Last week, Thurston County Superior Court Judge Thomas McPhee allowed Referendum 71 to appear on the ballot, issuing his decision in a long-ass oral ruling. The stenographers today finished the pain-in-the-ass transcription and it now appears online (.pdf). McPhee provides his logic on why tens of thousands of signatures that were arguably invalid should be accepted.
Here's an excerpt about petitions that weren't signed by the signature gatherer:
Of the 2,680 petitions unsigned by the signature gatherer, 2,508 were stamped with Mr. Stickney's facsimile signature and 172 were not. I conclude that the presence of Mr. Stickney's facsimile signature is not material to any issue decided here because the presence or absence of the facsimile signature was not the basis for the Secretary's decision to accept the petition...

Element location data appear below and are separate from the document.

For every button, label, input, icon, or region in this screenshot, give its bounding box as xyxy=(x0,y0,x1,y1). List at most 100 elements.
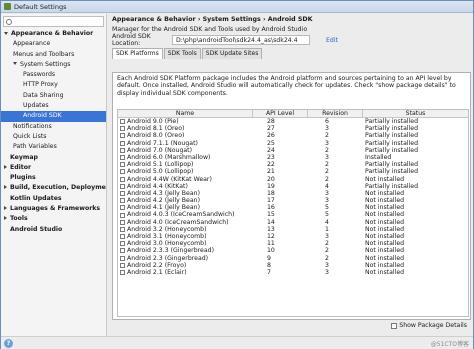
platform-checkbox[interactable] xyxy=(120,205,125,211)
table-row[interactable]: Android 2.2 (Froyo) 8 3 Not installed xyxy=(118,262,468,269)
platform-name-cell: Android 2.3 (Gingerbread) xyxy=(118,255,253,262)
collapse-arrow-icon[interactable] xyxy=(4,164,7,169)
sidebar-item[interactable]: Notifications xyxy=(1,122,106,132)
table-row[interactable]: Android 7.1.1 (Nougat) 25 3 Partially insta… xyxy=(118,140,468,147)
platform-checkbox[interactable] xyxy=(120,126,125,132)
sidebar-item[interactable]: Editor xyxy=(1,163,106,173)
platform-checkbox[interactable] xyxy=(120,162,125,168)
sidebar-item-label: Android SDK xyxy=(23,112,62,120)
platform-name-cell: Android 4.3 (Jelly Bean) xyxy=(118,190,253,197)
platform-checkbox[interactable] xyxy=(120,234,125,240)
table-row[interactable]: Android 2.1 (Eclair) 7 3 Not installed xyxy=(118,269,468,276)
column-header[interactable]: Status xyxy=(363,110,468,117)
sidebar-item[interactable]: Tools xyxy=(1,214,106,224)
api-level-cell: 8 xyxy=(267,261,271,269)
tab-0[interactable]: SDK Platforms xyxy=(112,48,163,59)
table-row[interactable]: Android 5.1 (Lollipop) 22 2 Partially insta… xyxy=(118,161,468,168)
sidebar-item[interactable]: Appearance xyxy=(1,39,106,49)
platform-checkbox[interactable] xyxy=(120,147,125,153)
table-row[interactable]: Android 4.3 (Jelly Bean) 18 3 Not installed xyxy=(118,190,468,197)
column-header[interactable]: API Level xyxy=(253,110,308,117)
table-row[interactable]: Android 3.0 (Honeycomb) 11 2 Not installed xyxy=(118,240,468,247)
column-header[interactable]: Revision xyxy=(308,110,363,117)
sidebar-item[interactable]: Languages & Frameworks xyxy=(1,204,106,214)
platform-checkbox[interactable] xyxy=(120,183,125,189)
sidebar-item-label: System Settings xyxy=(20,60,71,68)
sidebar-item[interactable]: Data Sharing xyxy=(1,91,106,101)
table-row[interactable]: Android 8.0 (Oreo) 26 2 Partially installed xyxy=(118,132,468,139)
tab-2[interactable]: SDK Update Sites xyxy=(201,48,263,59)
platform-checkbox[interactable] xyxy=(120,169,125,175)
platform-checkbox[interactable] xyxy=(120,270,125,276)
platform-checkbox[interactable] xyxy=(120,226,125,232)
sidebar-item[interactable]: Plugins xyxy=(1,173,106,183)
api-level-cell: 17 xyxy=(267,197,275,205)
sidebar-item[interactable]: Quick Lists xyxy=(1,132,106,142)
platform-checkbox[interactable] xyxy=(120,140,125,146)
collapse-arrow-icon[interactable] xyxy=(4,185,7,190)
edit-link[interactable]: Edit xyxy=(326,37,338,44)
table-row[interactable]: Android 4.0 (IceCreamSandwich) 14 4 Not ins… xyxy=(118,219,468,226)
sidebar-search-input[interactable] xyxy=(3,16,104,27)
table-row[interactable]: Android 6.0 (Marshmallow) 23 3 Installed xyxy=(118,154,468,161)
column-header[interactable]: Name xyxy=(118,110,253,117)
sidebar-item-label: Data Sharing xyxy=(23,91,64,99)
status-cell: Not installed xyxy=(365,261,405,269)
collapse-arrow-icon[interactable] xyxy=(4,216,7,221)
table-row[interactable]: Android 2.3 (Gingerbread) 9 2 Not installed xyxy=(118,255,468,262)
platform-checkbox[interactable] xyxy=(120,119,125,125)
sidebar-item[interactable]: Passwords xyxy=(1,70,106,80)
platform-checkbox[interactable] xyxy=(120,241,125,247)
platform-checkbox[interactable] xyxy=(120,198,125,204)
sidebar-item[interactable]: Kotlin Updates xyxy=(1,194,106,204)
platform-checkbox[interactable] xyxy=(120,219,125,225)
collapse-arrow-icon[interactable] xyxy=(4,206,7,211)
platform-name: Android 2.2 (Froyo) xyxy=(127,261,187,269)
platform-checkbox[interactable] xyxy=(120,262,125,268)
platform-checkbox[interactable] xyxy=(120,190,125,196)
sidebar-item[interactable]: System Settings xyxy=(1,60,106,70)
table-row[interactable]: Android 8.1 (Oreo) 27 3 Partially installed xyxy=(118,125,468,132)
table-row[interactable]: Android 3.2 (Honeycomb) 13 1 Not installed xyxy=(118,226,468,233)
table-row[interactable]: Android 5.0 (Lollipop) 21 2 Partially insta… xyxy=(118,168,468,175)
platform-checkbox[interactable] xyxy=(120,255,125,261)
sidebar-item[interactable]: Menus and Toolbars xyxy=(1,50,106,60)
sidebar-item[interactable]: Android Studio xyxy=(1,225,106,235)
sidebar-item[interactable]: Android SDK xyxy=(1,111,106,122)
sidebar-item[interactable]: Path Variables xyxy=(1,142,106,152)
sidebar-item[interactable]: Build, Execution, Deployment xyxy=(1,183,106,193)
table-row[interactable]: Android 4.4 (KitKat) 19 4 Partially install… xyxy=(118,183,468,190)
table-row[interactable]: Android 7.0 (Nougat) 24 2 Partially install… xyxy=(118,147,468,154)
table-row[interactable]: Android 4.0.3 (IceCreamSandwich) 15 5 Not i… xyxy=(118,211,468,218)
expand-arrow-icon[interactable] xyxy=(4,31,8,35)
tab-1[interactable]: SDK Tools xyxy=(163,48,201,59)
status-cell: Partially installed xyxy=(365,161,419,169)
sdk-location-field[interactable]: D:\php\androidTool\sdk24.4_as\sdk24.4 xyxy=(172,35,310,45)
table-row[interactable]: Android 9.0 (Pie) 28 6 Partially installed xyxy=(118,118,468,125)
platform-name-cell: Android 9.0 (Pie) xyxy=(118,118,253,125)
sidebar-item[interactable]: Appearance & Behavior xyxy=(1,29,106,39)
show-package-details[interactable]: Show Package Details xyxy=(389,322,467,329)
table-row[interactable]: Android 4.4W (KitKat Wear) 20 2 Not install… xyxy=(118,176,468,183)
table-row[interactable]: Android 2.3.3 (Gingerbread) 10 2 Not instal… xyxy=(118,247,468,254)
platform-checkbox[interactable] xyxy=(120,248,125,254)
show-details-checkbox[interactable] xyxy=(391,322,398,329)
sdk-platforms-panel: Each Android SDK Platform package includ… xyxy=(112,72,471,320)
status-cell: Partially installed xyxy=(365,118,419,125)
platform-checkbox[interactable] xyxy=(120,155,125,161)
expand-arrow-icon[interactable] xyxy=(13,62,17,66)
platform-name: Android 4.4W (KitKat Wear) xyxy=(127,175,212,183)
table-row[interactable]: Android 3.1 (Honeycomb) 12 3 Not installed xyxy=(118,233,468,240)
platform-name-cell: Android 4.0.3 (IceCreamSandwich) xyxy=(118,211,253,218)
table-row[interactable]: Android 4.1 (Jelly Bean) 16 5 Not installed xyxy=(118,204,468,211)
platform-checkbox[interactable] xyxy=(120,212,125,218)
api-level-cell: 14 xyxy=(267,218,275,226)
sidebar-item[interactable]: HTTP Proxy xyxy=(1,80,106,90)
sidebar-item[interactable]: Keymap xyxy=(1,153,106,163)
platform-checkbox[interactable] xyxy=(120,176,125,182)
table-row[interactable]: Android 4.2 (Jelly Bean) 17 3 Not installed xyxy=(118,197,468,204)
platform-checkbox[interactable] xyxy=(120,133,125,139)
show-details-label: Show Package Details xyxy=(399,322,467,329)
help-button[interactable]: ? xyxy=(4,339,13,348)
sidebar-item[interactable]: Updates xyxy=(1,101,106,111)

And here McPhee addresses the complaint that some voters may not have been registered when they signed:
For decades, the Secretary of State has used the date of checking as the date for determining whether a voter is registered. Realistically there is no other way. The Secretary of State has the ability to determine in nearly every case the date when a registered voter registered. That can be known. What cannot be known is the date when the voter, whether registered or not, signed the petition.
But Pro-gay lobby Washington Families Standing Together (WAFST) had filed the suit to keep the measure off the ballot, encouraged by a previous ruling in King County. Although the judge in the King County case, Julie Spector, said she couldn't rule to block the measure—it was out of her jurisdiction—she acknowledged "the Secretary of State does have the power to refuse petitions with falsely signed declarations, petitions with blank declarations, and signatures of people who were not yet registered voters." Spector also noted that while some people may register to vote at the time they sign a petition—meaning they aren't registered when they sign the it—"that does not mean it is in accordance with Washington law." In the Thurston County Suit, WAFST also argued that election observers saw some signatures accepted that they believed were invalid.
WAFST decided not to appeal, but they did join a recent lawsuit filed by the state to release the petition signatures to the public. That way, they argue, citizens could independently verify if the some signatures were accepted in error.